The owner of the brand keep saying that the formula never changed, that the changes were just on the logo and the bottle, now without stripes and with 100ml in the place of the old dark red 90ml bottle.
But I do think that if the fragrance keeps the same proportions of the ingredients, their suppliers are surely not the same and the dilution is way bigger.
Or maybe the difference I feel is because my 90ml bottle is from a very old batch and maybe this perfume is like wine, the older, the better. Lets wait the 100ml bottles get older to say something more accurate.
Anyway, in any bottle, It is a WONDERFUL AND REMARKABLE SCENT.
10/10
IMaitre´s Vetiver is way less aldehydic than Sycomore.
Given Its strong peculiarity, it is dificult to make a fair comparison with other pieces of art like Terre and its balmy earthy aura, Malle and its dirty earthness, Mona and its powdery ginger, Sel du Vetiver and its softness or with the good old Guerlain.
Sca31 – :
Closest thing to dried vetiver roots I’ve ever smelled in a perfume. Captures the dusty, arid quality of dried soil on roots. Vetiver, along with sandlewood, frankincense and a handful of other non-floral botanicals, can stand on its own not only as a scent but as a fragrance. RdV takes this path and goes straight to the root. It remains undistracted and doesn’t try to highlight any particular facet (eg. licorice) or complement (lemon), just the whole root-cellar vibe. Feels a bit searing in a nice, powerfully dry way as it goes on, but then calms down on a fairly linear course to a low-sillage, intimate scent.
denisenko.maksim2010 – :
As a vetiver lover I’ve been encouraged many times to try Route De Vetiver (Vintage) and when I finally decided to face it I discovered an extremely compelling fragrance. RDV’s opening is possibly one of the best representation of vetiver available on the market. Earthy, extremely bitter, wet. I never smelled vetiver’s roots myself but I have the feeling that if you’d extract them from the ground after a couple of rainy days, they would smell exactly like RDV’s opening. The drydown is incredibly woody and earthy, bold but not overpowering yet extremely masculine. Surely among the most uncompromising iterations of the rooty vetiver accord.

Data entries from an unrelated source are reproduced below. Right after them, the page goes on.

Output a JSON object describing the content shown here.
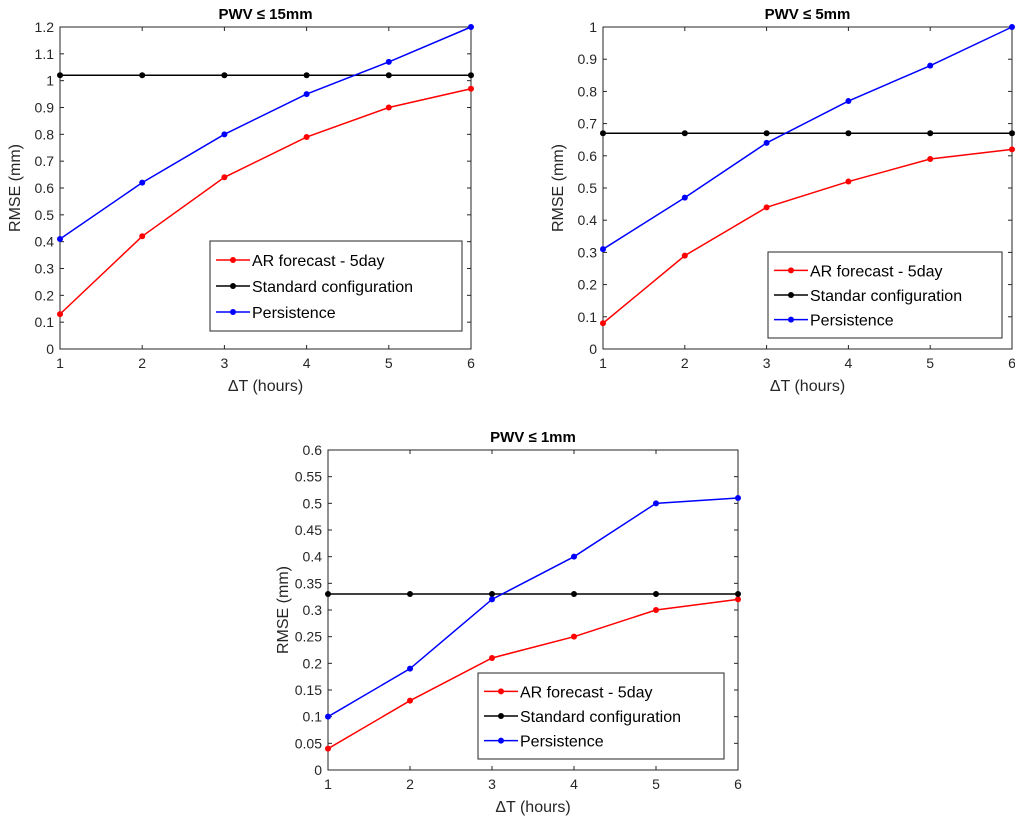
{
  "colors": {
    "ar": "#ff0000",
    "standard": "#000000",
    "persistence": "#0000ff"
  },
  "chart_data": [
    {
      "type": "line",
      "title": "PWV ≤ 15mm",
      "xlabel": "ΔT (hours)",
      "ylabel": "RMSE (mm)",
      "xlim": [
        1,
        6
      ],
      "ylim": [
        0,
        1.2
      ],
      "xticks": [
        1,
        2,
        3,
        4,
        5,
        6
      ],
      "yticks": [
        0,
        0.1,
        0.2,
        0.3,
        0.4,
        0.5,
        0.6,
        0.7,
        0.8,
        0.9,
        1,
        1.1,
        1.2
      ],
      "x": [
        1,
        2,
        3,
        4,
        5,
        6
      ],
      "legend_position": "bottom-right",
      "series": [
        {
          "name": "AR forecast - 5day",
          "color": "#ff0000",
          "values": [
            0.13,
            0.42,
            0.64,
            0.79,
            0.9,
            0.97
          ]
        },
        {
          "name": "Standard configuration",
          "color": "#000000",
          "values": [
            1.02,
            1.02,
            1.02,
            1.02,
            1.02,
            1.02
          ]
        },
        {
          "name": "Persistence",
          "color": "#0000ff",
          "values": [
            0.41,
            0.62,
            0.8,
            0.95,
            1.07,
            1.2
          ]
        }
      ]
    },
    {
      "type": "line",
      "title": "PWV ≤ 5mm",
      "xlabel": "ΔT (hours)",
      "ylabel": "RMSE (mm)",
      "xlim": [
        1,
        6
      ],
      "ylim": [
        0,
        1
      ],
      "xticks": [
        1,
        2,
        3,
        4,
        5,
        6
      ],
      "yticks": [
        0,
        0.1,
        0.2,
        0.3,
        0.4,
        0.5,
        0.6,
        0.7,
        0.8,
        0.9,
        1
      ],
      "x": [
        1,
        2,
        3,
        4,
        5,
        6
      ],
      "legend_position": "bottom-right",
      "series": [
        {
          "name": "AR forecast - 5day",
          "color": "#ff0000",
          "values": [
            0.08,
            0.29,
            0.44,
            0.52,
            0.59,
            0.62
          ]
        },
        {
          "name": "Standar configuration",
          "color": "#000000",
          "values": [
            0.67,
            0.67,
            0.67,
            0.67,
            0.67,
            0.67
          ]
        },
        {
          "name": "Persistence",
          "color": "#0000ff",
          "values": [
            0.31,
            0.47,
            0.64,
            0.77,
            0.88,
            1.0
          ]
        }
      ]
    },
    {
      "type": "line",
      "title": "PWV ≤ 1mm",
      "xlabel": "ΔT (hours)",
      "ylabel": "RMSE (mm)",
      "xlim": [
        1,
        6
      ],
      "ylim": [
        0,
        0.6
      ],
      "xticks": [
        1,
        2,
        3,
        4,
        5,
        6
      ],
      "yticks": [
        0,
        0.05,
        0.1,
        0.15,
        0.2,
        0.25,
        0.3,
        0.35,
        0.4,
        0.45,
        0.5,
        0.55,
        0.6
      ],
      "x": [
        1,
        2,
        3,
        4,
        5,
        6
      ],
      "legend_position": "bottom-right",
      "series": [
        {
          "name": "AR forecast - 5day",
          "color": "#ff0000",
          "values": [
            0.04,
            0.13,
            0.21,
            0.25,
            0.3,
            0.32
          ]
        },
        {
          "name": "Standard configuration",
          "color": "#000000",
          "values": [
            0.33,
            0.33,
            0.33,
            0.33,
            0.33,
            0.33
          ]
        },
        {
          "name": "Persistence",
          "color": "#0000ff",
          "values": [
            0.1,
            0.19,
            0.32,
            0.4,
            0.5,
            0.51
          ]
        }
      ]
    }
  ]
}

My little “disappointment” (not exactly the right word) comes with the refurmulated version that tends to be similar to other masterpieces of the same family such as Sycomore. Don’t get me wrong, the current Route De Vetiver is still an outstanding scent, but if you’re already familiar with Sycomore or with the vintage formula, it may result somehow disappointing.